I have multiple files in a folder that I need to parse.My final goal is to extract a plain text file that contains whatever is in any div with an id attribute starting with "part_" .I'm not familiar with jSoup. Here is a sample of one of my html files :
<html>
<head>...</head>
<body>
<div id="document">
<p>..<p>
<div id=part_1> </div>
<div id=part_2> Part 2 : Security measures </div>
<div id=part_3>
Part 3
<p>security To review </p>
<ul> <li> ...</li> <li> ...</li></ul>
<p>measures to adjust </p>
</div>
I want to extract all the < div > with the "id= part_". As we can see it contains text, and other html tags and I don't know how I may handle this hearchy. I wrote the following code but clearly I'm lost :
Document document = Jsoup.parse( new File( "Folder/2.html" ) , "utf-8" );
System.out.println(document.title());
Elements divs = document.select("div");
for (Element div : divs) {
String divid = div.attr("id").toString();
if (divid.equals("part_201")) {
System.out.println(div.text());
}
Ps ; I'm working with more than 200 html files and i should have in the end one .txt file of all their plain text.
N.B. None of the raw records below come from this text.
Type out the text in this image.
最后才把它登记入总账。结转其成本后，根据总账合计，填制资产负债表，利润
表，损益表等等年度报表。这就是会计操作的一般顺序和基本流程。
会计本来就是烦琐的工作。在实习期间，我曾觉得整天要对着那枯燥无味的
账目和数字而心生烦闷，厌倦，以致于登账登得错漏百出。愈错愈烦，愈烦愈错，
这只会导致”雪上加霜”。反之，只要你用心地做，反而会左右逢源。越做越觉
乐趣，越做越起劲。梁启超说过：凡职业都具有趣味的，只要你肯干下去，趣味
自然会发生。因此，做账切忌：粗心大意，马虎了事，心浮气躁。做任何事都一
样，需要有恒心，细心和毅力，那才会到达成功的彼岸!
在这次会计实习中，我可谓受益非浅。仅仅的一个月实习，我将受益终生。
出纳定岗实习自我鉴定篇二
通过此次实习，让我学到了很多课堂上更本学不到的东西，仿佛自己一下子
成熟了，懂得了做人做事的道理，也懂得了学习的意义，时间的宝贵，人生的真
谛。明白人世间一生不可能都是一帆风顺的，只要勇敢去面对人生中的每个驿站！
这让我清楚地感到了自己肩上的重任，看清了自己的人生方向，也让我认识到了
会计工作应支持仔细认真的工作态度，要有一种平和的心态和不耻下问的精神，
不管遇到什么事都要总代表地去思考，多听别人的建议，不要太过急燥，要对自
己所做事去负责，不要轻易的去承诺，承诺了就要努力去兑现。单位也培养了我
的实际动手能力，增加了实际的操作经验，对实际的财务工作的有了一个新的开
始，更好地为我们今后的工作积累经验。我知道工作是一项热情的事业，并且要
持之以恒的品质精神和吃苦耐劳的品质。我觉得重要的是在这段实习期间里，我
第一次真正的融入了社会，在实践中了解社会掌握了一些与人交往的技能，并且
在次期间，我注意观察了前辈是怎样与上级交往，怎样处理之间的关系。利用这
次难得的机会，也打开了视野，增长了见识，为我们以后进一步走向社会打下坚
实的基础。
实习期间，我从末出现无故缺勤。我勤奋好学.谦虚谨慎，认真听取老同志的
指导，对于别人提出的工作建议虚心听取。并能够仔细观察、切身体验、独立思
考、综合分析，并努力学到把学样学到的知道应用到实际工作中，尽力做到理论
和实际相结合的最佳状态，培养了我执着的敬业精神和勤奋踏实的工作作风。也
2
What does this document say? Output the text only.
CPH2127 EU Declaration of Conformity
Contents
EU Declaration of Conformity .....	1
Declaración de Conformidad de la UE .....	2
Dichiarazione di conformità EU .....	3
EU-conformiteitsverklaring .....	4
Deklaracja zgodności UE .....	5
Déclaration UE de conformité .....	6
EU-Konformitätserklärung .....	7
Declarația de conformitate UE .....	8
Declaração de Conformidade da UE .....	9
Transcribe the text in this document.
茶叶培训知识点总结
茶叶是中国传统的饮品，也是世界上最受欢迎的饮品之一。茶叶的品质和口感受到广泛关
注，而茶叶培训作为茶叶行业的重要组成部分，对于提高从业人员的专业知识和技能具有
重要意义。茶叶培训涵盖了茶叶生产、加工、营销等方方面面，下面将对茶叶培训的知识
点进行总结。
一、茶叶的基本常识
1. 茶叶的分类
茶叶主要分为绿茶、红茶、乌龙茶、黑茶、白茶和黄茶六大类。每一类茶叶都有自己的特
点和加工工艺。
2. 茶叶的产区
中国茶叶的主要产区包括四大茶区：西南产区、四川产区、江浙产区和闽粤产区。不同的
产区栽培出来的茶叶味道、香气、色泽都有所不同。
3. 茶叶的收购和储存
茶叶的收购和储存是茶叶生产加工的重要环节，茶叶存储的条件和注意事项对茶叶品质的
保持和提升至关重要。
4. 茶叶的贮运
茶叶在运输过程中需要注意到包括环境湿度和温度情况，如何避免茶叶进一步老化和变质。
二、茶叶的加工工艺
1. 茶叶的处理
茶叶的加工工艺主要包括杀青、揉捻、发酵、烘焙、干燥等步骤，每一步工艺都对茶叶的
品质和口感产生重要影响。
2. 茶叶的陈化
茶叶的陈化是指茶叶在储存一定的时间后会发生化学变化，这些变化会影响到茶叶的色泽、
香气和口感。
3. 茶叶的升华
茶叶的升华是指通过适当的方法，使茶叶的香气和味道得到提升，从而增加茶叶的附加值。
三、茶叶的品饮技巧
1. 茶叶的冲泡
I think you're making this more complicated than it needs to be. Jsoup is actually intuitive and pretty straightforward:
To select all divs having an id attribute and a value starting with "part" just use: doc.select("div[id^=part]");
public static void main(String[] args) throws IOException {
Document document = Jsoup.parse( new File( "C:\\Users\\Eritrean\\Desktop\\delete.html" ) , "utf-8" );
Elements myDivs = document.select("div[id^=part_]");
myDivs.forEach(d -> {System.out.println(d.wholeText());});
}
Output:
Part 2 : Security measures
Part 3
security To review
...
...
measures to adjust
Look at the Jsoup cookbook
See the Selector API reference